Roger was in despair. "Two days!" he groaned. "Why, it takes two days to come up and back. Better stay away."
"Don't be an idiot, Rog," exclaimed Ernest. "You get him here, and he'll stay for a day or so. How can he get away? The thing that bothers me is that darned engine of yours."
"It doesn't bother me," replied Roger, with a quick gleam in his gray eyes and a sudden smile. "I've got a week before he gets here and by Jove, the old kettle's got to be ready!" He gave a sudden long sigh and looked off toward the distant line of the river range. "I thought it was queer of the Smithsonian to treat me as it did.
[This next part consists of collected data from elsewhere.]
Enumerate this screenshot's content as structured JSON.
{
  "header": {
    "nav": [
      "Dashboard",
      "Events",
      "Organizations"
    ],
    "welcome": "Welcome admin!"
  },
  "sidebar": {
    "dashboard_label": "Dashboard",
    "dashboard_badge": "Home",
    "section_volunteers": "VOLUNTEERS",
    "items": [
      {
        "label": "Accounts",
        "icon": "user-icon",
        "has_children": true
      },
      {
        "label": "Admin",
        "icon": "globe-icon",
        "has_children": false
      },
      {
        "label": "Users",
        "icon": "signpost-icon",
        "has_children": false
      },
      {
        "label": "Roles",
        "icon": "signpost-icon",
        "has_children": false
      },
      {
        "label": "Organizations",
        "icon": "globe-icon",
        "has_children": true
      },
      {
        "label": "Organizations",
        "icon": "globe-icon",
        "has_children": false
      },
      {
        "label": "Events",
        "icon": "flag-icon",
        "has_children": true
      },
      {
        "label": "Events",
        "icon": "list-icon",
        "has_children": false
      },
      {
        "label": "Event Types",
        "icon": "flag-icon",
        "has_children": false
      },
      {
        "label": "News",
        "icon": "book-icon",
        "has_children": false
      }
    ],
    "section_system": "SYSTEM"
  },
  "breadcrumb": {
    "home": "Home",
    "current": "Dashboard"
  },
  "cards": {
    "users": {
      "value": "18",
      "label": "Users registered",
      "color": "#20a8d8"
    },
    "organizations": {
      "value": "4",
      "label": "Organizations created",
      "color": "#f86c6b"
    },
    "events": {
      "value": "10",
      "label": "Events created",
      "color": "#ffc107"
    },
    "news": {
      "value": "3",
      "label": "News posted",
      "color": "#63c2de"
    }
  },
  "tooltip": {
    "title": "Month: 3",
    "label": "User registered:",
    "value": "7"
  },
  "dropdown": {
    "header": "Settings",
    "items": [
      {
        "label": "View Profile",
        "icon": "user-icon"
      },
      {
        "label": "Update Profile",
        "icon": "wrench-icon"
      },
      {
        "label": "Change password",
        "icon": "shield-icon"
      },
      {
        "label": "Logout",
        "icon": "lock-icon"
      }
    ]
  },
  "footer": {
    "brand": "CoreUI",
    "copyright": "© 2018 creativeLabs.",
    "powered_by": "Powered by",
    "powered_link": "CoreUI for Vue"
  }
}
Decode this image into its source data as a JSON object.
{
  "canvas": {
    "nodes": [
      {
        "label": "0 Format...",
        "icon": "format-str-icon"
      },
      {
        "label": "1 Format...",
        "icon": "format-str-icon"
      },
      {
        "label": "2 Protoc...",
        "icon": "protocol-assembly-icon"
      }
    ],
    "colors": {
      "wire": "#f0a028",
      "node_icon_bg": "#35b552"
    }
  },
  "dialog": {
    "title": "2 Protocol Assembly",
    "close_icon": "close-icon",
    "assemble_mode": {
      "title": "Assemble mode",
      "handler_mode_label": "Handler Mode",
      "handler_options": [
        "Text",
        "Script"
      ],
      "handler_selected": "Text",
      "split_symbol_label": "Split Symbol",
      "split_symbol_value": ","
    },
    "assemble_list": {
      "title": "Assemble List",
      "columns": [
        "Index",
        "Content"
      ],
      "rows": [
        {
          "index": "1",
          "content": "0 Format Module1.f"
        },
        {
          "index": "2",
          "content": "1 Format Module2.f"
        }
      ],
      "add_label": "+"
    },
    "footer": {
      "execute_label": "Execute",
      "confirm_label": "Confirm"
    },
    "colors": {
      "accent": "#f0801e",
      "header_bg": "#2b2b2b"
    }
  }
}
Ern, this puts new life in me."
If new life means redoubled effort, Roger had found it indeed. He gave himself as little sleep as possible during the week before the expected visit. All day and a larger part of the night he was at work in the engine house, till his eyes were bigger and his face gaunter than ever. Felicia was his little shadow. Her taste for mechanics made her seem more like a small boy than ever. And although Roger's tense nerves grew tenser and his impatience with the others was shown oftener and oftener, to Felicia he showed only the gentleness for which she loved him.
Charley and Elsa were forming a real friendship. The isolation of the little desert community was almost complete. Since the death of Von Minden no one from the outer rim of the desert or of the world had been near either camp or ranch. Even the Indians who had been camping in the remote canyon where Felicia had visited them had found good hunting in some still more remote section and never had appeared in the camp. This isolation forced the friendship between the two young women to a quick growth. Charley was happier, Dick said, than he had seen her since her college days.